Encoding Mouse V1 with Vision Transformers
Can frozen or fine-tuned Vision Transformers replace task-optimized CNNs for predicting neural responses in mouse primary visual cortex? A follow-up to the minimodel paper.
Motivation
The minimodel paper established that compact two-layer CNN “minimodels” explain ~70% of neural variance in mouse and monkey V1. A natural follow-up is to ask: can Vision Transformers (ViTs) serve as an equally good — or better — backbone for encoding V1 responses? ViTs are now state-of-the-art on many vision benchmarks and their self-supervised variants (DINO) produce rich, invariant representations. However, their patch-based processing differs fundamentally from the strided convolutions of CNNs, which may matter for neurons with highly localized receptive fields.
Setup
Input preprocessing - 66×264 grayscale images → resized to 64×128, converted to pseudo-RGB, normalized with ImageNet statistics
Backbone - ViT-S/16 (384-dim, ~21M parameters) and ViT-B/16 (768-dim, ~86M parameters), initialized from DINOv2 weights - Features extracted from any of the 12 transformer blocks; both CLS tokens and patch tokens evaluated
Readout - The same minimodel readout from the original paper: separable spatial weights over the patch grid combined with a learned channel mixture — one model per neuron, mirroring the CNN architecture
Training conditions compared - Frozen backbone (no gradient flow to ViT) - Fine-tuning last 2 blocks - Fine-tuning last 4 blocks - Full fine-tuning
Results
Effect of fine-tuning: frozen vs. last 2 blocks fine-tuned (ViT-S/16)
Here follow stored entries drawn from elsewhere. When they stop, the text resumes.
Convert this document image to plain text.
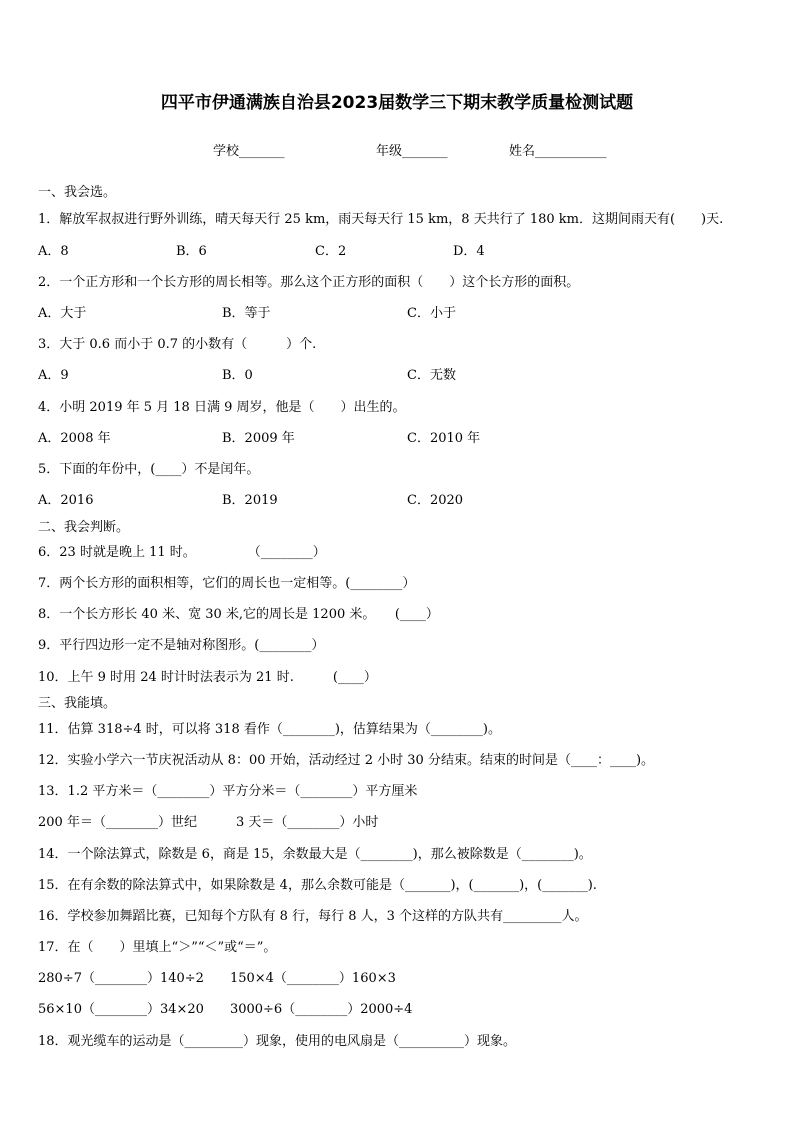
四平市伊通满族自治县2023届数学三下期末教学质量检测试题
学校_______	年级_______	姓名___________
一、我会选。
1．解放军叔叔进行野外训练，晴天每天行 25 km，雨天每天行 15 km，8 天共行了 180 km．这期间雨天有(　　)天.
A．8	B．6	C．2	D．4
2．一个正方形和一个长方形的周长相等。那么这个正方形的面积（　　）这个长方形的面积。
A．大于	B．等于	C．小于
3．大于 0.6 而小于 0.7 的小数有（　　　）个.
A．9	B．0	C．无数
4．小明 2019 年 5 月 18 日满 9 周岁，他是（　　）出生的。
A．2008 年	B．2009 年	C．2010 年
5．下面的年份中，(____）不是闰年。
A．2016	B．2019	C．2020
二、我会判断。
6．23 时就是晚上 11 时。　　　　　（________）
7．两个长方形的面积相等，它们的周长也一定相等。(________）
8．一个长方形长 40 米、宽 30 米,它的周长是 1200 米。　　(____）
9．平行四边形一定不是轴对称图形。(________）
10．上午 9 时用 24 时计时法表示为 21 时.　　　(____）
三、我能填。
11．估算 318÷4 时，可以将 318 看作（________)，估算结果为（________)。
12．实验小学六一节庆祝活动从 8：00 开始，活动经过 2 小时 30 分结束。结束的时间是（____：____)。
13．1.2 平方米＝（________）平方分米＝（________）平方厘米
200 年＝（________）世纪　　　3 天＝（________）小时
14．一个除法算式，除数是 6，商是 15，余数最大是（________)，那么被除数是（________)。
15．在有余数的除法算式中，如果除数是 4，那么余数可能是（_______)，(_______)，(_______).
16．学校参加舞蹈比赛，已知每个方队有 8 行，每行 8 人，3 个这样的方队共有_________人。
17．在（　　）里填上“＞”“＜”或“＝”。
280÷7（________）140÷2　　150×4（________）160×3
56×10（________）34×20　　3000÷6（________）2000÷4
18．观光缆车的运动是（_________）现象，使用的电风扇是（__________）现象。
Best-block FEVE across all fine-tuning conditions

| Model | Fine-tuning | Best block | FEVE |
|---|---|---|---|
| CNN fullmodel (baseline) | Full | — | 0.6654 |
| ViT-S/16 | Frozen | 4 | 0.32 |
| ViT-S/16 | Last 2 blocks | 3–4 | ~0.52 |
| ViT-S/16 | Last 4 blocks | 3–4 | 0.5449 |
| ViT-B/16 | Frozen | — | > ViT-S frozen |
| ViT-B/16 | Full fine-tune | — | slightly < ViT-S fine-tuned |
FEVE (Fraction of Explainable Variance Explained) is the primary metric, normalized by the noise ceiling estimated from repeated stimulus presentations.
ViT-S vs. ViT-B: frozen and fine-tuned

Key findings
- Fine-tuning is essential. Frozen ViT-S/16 reaches only FEVE = 0.32; fine-tuning the last 4 blocks pushes this to 0.5449 — a 70% gain.
- Smaller models adapt more efficiently. ViT-B/16 surpasses ViT-S/16 in the frozen regime but is slightly worse after full fine-tuning, suggesting that larger models have more parameters to overfit on the limited neural dataset.
- CNNs still lead. The task-optimized CNN fullmodel (FEVE = 0.6654) outperforms all ViT variants, with the gap largest in deeper fine-tuning conditions.
- Spatial resolution is the bottleneck. A 16×16 patch stride on a 64×128 input produces only a 4×8 patch grid — far coarser than CNN feature maps. V1 neurons with precise spatial tuning cannot be well-described by such a grid, which likely explains most of the remaining gap.
Discussion
These results suggest that ViTs are not yet a drop-in replacement for CNNs in V1 encoding models, primarily because of spatial resolution constraints. Future directions include: (1) smaller patch sizes (e.g., ViT/8 or ViT/4); (2) multi-scale or hierarchical ViT variants (e.g., Swin Transformer); (3) combined CNN-ViT architectures that leverage both local and global processing.